OT - Er shi si cheng ji
Regisseur - Jia Zhangke
Regisseur - Jia Zhangke
Drehbuch - Jia Zhangke & Yongming Zhai
Kamera - Wang Yu, Nelson Yu Lik-wai
Erscheinungsjahr - 2008
Laufzeit - 112 Minuten
Fünf mal Realität. Vier mal Fiktion. In 24 City kommt Jia Zhangke dem Wesen der Erinnerung und der Geschichte seiner Nation und auch dem Wesen der Geschichte als Vergangenheit Rekonstruierendes Werkzeug generell, näher als je zuvor. Was anfing ein "normaler" Dokumentarfilm zu werden über eine staatliche Fabrik, dessen Sinn die Herstellung von diversen Flugzeugkomponenten oder Rüstungsgegenständen ist und welche nun platz machen muss für einen eleganten und modernen Apartmentkomplex wurde nach einiger Zeit in der Produktion zu etwas deutlich größerem. Die eigentliche Intention war es mehrere Personen zu Interviewen die allesamt persönliche Geschichten über ihre Zeit und Erlebnisse in dieser Fabrik wiedergeben durften. Verständnis halber sei angemerkt das zu der "Fabrik 420" auch eine eigene Arbeitersiedlung gehörte mit Wohnungen sowie einer Schule, einem Kino oder zum Beispiel auch einem Schwimmbad. So gesehen geht mit der Rüstungsfabrik 420 also auch eine kleine Stadt, dessen Menschen nicht wirklich zum Klientel der bald heraufgezogenen Apartments gehören. Dies war die Grundidee welche durch das Thema allein schon Stoff für einige interessante Fragen bezüglich der stetigen Globalisierung Chinas und dessen dazugehörigen Opfer stellte. Doch Jia wurde nach einigen Interviews etwas bewusst, etwas fehlte, etwas wichtiges. Fiktion. Ihm wurde klar das er den Film nicht nur mit realen Nacherzählungen füllen konnte um die für ihn wichtige Auseinandersetzung mit Erinnerungen und Geschichte wirklich wahrhaftig im Film wiederzugeben. Für ihn besteht Geschichte nämlich nicht nur aus dem Realen sondern auch aus der Fiktion, der Vermischung beider. Man erinnere sich nur an Masaki Kobayashis exzellenten Film Harakiri aus dem Jahre 1962 um dieses Empfindung zu verstehen.

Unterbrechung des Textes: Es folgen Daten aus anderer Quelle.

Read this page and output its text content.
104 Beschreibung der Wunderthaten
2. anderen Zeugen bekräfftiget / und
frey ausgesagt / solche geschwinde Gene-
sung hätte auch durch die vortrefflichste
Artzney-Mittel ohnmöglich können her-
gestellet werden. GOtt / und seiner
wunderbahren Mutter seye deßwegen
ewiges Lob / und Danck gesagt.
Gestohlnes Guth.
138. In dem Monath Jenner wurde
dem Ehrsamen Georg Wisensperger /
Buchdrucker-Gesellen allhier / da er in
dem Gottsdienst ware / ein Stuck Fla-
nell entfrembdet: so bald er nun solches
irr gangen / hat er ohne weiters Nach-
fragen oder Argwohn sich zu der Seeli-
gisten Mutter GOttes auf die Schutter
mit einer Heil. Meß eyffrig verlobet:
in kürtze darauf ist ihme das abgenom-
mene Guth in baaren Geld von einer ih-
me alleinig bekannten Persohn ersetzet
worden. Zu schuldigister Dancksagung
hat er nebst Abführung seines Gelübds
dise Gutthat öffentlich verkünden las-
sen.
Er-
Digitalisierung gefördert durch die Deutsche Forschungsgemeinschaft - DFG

So entschied Jia sich also den Film aufzuteilen, er zeigt uns auf der einen Seite reale Arbeiter mit realen Geschichten und auf der anderen Seite erfundene Geschichten erzählt von Schauspielern. Was davon nun wahr und falsch ist bleibt uns zu überlassen da er dies nicht ankündigt. Wäre man sich der Tatsache z.B. nicht mal bewusst würde man dank der authentischen Darstellung der Personen gar nicht erkennen das hier überhaupt was nicht der Wahrheit entspricht sondern ein Teil der Fantasie des Regisseurs entsprungen ist, was für den Film spricht. Mit dem Wissen, welches spätestens dann kommt wenn man Jias Muse, Zhao Tao, welche auch in all seinen anderen Filmen mitspielte, zu Gesicht bekommt wird "24 City" zu einem nicht nur sehr aufwühlendem Werk aufgrund der persönlichen Schicksale der Personen sondern auch ein enorm Stimulierendes. In typischer talking heads Mode sitzen nämlich neun Menschen vor der Kamera und erzählen, meistens tragisches und für jene Leute existenziell äußerst erschütterndes. Doch sie sitzen nur und erzählen und erzählen und zwischen den Interviews gibt uns Jia Bilder der "Rüstungsfabrik 420" und dessen unerbittliches dahinscheiden sowie Bilder der nun aus der Asche dieser Erinnerung heraus entstehenden Apartments. Und inmitten all des Erzählens wird man sich langsam eines Spruches bewusst welches lautet "show, don't tell" und man mag sich fragen was es bringt für Minuten nur einer Person beim Reden zuzusehen. Das ist doch nicht Film? Oder? Naja, Film ist alles, da gibt es keine Limitationen. Denn wie Bordwell einst sehr gut argumentierte das zwar dies zeigen-aber-nicht-erzählen meistens der Richtige Weg sei in diesem Medium es manchmal auch eine große Wirkung durch das "show the telling" entstehen kann in den Richtigen Händen. Zeige das erzählen. So sind die Geschichten doch zu innig und tiefempfundene, egal ob Real oder Fiktion oder mit dramatischem oder realistischem Ton, als das man sie rekonstruieren sollte. So ist 24 City in letzter Konsequenz nicht nur ein enorm menschlicher Film sondern auch ein Film über Film und dessen suggestiver Fähigkeit Erinnerungen für uns sichtbar zu machen ohne die eigentlichen Bilder zu ihnen versuchen wiederzugeben um somit die Wahrheit der Erfahrungen akkurater darzustellen.